A rather extensive list of ideas emerged. When commissioning design work, we must minimise the number of iterations, as our budgets (and time scales) can't cope with extended re-working.

So as marketers, it's our job to hone these ideas into an achievable brief and find a suitable designer who could make it come to life.

Some of the ideas generated by Guy and David, although good, were just too complicated to portray in one design, so we had to be selective with the most important elements.

Subtlety of emotion is awkward to convey (without many iterations) so we had to stick to simplified ideas.

One of our early options involved "Duck" and potentially her Dad sitting on a sofa, with a suggestion of a motorbike made through posters. Although we were aware of two other show posters around that time which had predominantly featured a sofa and therefore decided to avoid this.

There was also a lot of discussion about the inclusion of motorbike posters. We were concerned this might look too 80s and therefore not appeal to modern teenagers.

For some time we've been fans of Duncan MacDonald's illustrative style. It has a youthful, edginess that we thought would suit this show. So we approached Duncan at Make Studio.

Duncan and I met with Guy, to discuss what options might work. Duncan then sent us some initial sketches so we could agree the composition before he worked it up further. His sketches include useful annotations relating the brief to the design elements.




Click images to view detail

Through looking at these sketches we decided to elimate the extraneous props (pizza boxes and bike tools), as we felt they were distracting.

We wanted people to think that the school girl in the picture "Duck", was comfortable with the bike; but didn't want them to think it was hers.
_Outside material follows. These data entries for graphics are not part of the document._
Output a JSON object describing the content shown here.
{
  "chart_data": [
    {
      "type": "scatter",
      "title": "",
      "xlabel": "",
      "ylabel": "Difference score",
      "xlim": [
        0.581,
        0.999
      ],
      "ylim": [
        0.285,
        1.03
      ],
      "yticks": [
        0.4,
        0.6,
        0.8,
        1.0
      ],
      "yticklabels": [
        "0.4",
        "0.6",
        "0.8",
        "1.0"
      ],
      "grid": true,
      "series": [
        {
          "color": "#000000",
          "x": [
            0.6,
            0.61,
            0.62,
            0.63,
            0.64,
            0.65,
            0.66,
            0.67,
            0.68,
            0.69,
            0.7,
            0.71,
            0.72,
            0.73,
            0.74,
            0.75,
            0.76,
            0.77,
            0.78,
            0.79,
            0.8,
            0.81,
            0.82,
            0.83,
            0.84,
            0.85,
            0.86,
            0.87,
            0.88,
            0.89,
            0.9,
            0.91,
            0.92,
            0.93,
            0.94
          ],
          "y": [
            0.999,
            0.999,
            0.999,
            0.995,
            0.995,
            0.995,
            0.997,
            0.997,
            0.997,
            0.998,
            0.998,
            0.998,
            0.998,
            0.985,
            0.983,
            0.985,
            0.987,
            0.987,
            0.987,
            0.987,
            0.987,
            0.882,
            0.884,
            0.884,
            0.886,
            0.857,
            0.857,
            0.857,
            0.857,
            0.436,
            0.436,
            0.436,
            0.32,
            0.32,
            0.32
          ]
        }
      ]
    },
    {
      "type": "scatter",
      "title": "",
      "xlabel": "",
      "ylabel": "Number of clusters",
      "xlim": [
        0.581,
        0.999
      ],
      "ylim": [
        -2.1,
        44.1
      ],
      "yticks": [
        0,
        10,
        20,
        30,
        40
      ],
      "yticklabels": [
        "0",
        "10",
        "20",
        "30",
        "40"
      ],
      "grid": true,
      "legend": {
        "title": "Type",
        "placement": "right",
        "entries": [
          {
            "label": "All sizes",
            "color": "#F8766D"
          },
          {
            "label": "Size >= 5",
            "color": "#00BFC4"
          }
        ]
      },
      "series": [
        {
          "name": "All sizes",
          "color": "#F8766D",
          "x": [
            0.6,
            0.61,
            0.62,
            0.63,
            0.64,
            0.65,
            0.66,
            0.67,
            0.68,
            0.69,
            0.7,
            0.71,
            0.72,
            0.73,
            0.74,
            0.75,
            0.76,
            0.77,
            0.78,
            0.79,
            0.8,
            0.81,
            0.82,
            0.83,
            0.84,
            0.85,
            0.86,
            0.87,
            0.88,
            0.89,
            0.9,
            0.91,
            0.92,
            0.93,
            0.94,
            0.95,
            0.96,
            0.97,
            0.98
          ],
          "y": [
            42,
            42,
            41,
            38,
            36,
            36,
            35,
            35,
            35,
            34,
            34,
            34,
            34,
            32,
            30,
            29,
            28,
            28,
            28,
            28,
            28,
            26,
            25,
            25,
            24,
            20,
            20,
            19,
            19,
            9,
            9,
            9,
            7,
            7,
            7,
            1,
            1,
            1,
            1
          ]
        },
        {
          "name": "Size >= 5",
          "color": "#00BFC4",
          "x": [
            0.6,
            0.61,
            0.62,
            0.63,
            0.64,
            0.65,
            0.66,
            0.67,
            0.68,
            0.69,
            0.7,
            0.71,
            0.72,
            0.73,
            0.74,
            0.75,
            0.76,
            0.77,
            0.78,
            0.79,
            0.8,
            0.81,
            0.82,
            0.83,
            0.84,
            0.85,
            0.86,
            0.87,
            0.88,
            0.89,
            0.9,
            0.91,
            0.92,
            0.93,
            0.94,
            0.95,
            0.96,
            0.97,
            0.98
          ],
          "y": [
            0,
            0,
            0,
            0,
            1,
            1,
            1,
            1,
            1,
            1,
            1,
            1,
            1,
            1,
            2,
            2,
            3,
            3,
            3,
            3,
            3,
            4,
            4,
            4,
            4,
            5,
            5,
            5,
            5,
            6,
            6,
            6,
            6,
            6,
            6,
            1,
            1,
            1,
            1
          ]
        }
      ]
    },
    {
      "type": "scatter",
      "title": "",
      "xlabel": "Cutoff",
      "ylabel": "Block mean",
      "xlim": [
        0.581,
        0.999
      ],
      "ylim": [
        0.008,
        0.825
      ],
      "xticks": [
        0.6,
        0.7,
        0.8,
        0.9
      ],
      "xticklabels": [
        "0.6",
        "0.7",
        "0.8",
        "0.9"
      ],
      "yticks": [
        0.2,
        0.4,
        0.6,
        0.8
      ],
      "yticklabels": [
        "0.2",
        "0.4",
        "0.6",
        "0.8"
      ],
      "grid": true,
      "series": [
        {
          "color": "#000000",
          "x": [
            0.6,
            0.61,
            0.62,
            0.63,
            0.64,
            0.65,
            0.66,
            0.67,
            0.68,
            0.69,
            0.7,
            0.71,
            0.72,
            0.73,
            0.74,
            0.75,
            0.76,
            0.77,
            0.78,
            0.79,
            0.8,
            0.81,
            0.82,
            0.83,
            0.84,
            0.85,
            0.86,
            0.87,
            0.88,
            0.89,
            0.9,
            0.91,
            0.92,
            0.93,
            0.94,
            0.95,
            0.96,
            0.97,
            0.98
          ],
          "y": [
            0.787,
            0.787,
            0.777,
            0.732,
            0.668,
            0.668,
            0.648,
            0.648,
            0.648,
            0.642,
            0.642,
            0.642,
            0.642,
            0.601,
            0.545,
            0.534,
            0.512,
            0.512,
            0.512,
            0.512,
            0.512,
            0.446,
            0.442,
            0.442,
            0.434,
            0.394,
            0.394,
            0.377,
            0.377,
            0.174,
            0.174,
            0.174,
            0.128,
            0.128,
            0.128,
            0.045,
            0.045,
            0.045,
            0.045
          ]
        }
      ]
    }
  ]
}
It is a Ducati Monster (yes...The "Monster" in the Hall) and is owned by her Dad.

We felt that a seated pose made "Duck" disappear too much, so asked to see a version with her leaning on it.



This version of "Duck" and the bike, was really starting to take shape. In particular the inking of the bike was in exactly the style we wanted. We were however concerned that she looked slightly too old for "Duck"; and that her leg up pose, may be a bit too sexy. Although this sounds a bit over-cautious, we have to ensure our image works for both public and schools touring, so tiny details like this were considered.

We had an idea of the pose we wanted. So to save time describing this over the phone, or by email, we sent Duncan a snap of me in the position we envisaged.



This kind of source material can save the designer a lot of time and effort going down the wrong route (...and that's how my sneakers ended up in the poster!).



With the final composition agreed, Duncan added colour and made small adjustments to the eyes and feet.



The colour was tweaked...



...and tweaked again, before a background colour and shadow were added - to provide context.



The final design - which we love - was complete. It was used on our website and in the season brochure. It was also used in our leaflets and posters around the town, as well as in show programmes.







Thanks to Duncan for great work on this, and for his patience dealing with our feedback and tweaks.

The Monster in the Hall has completed its schools and community tour; and opens at the Citizens Theatre tonight, playing here until 13 November.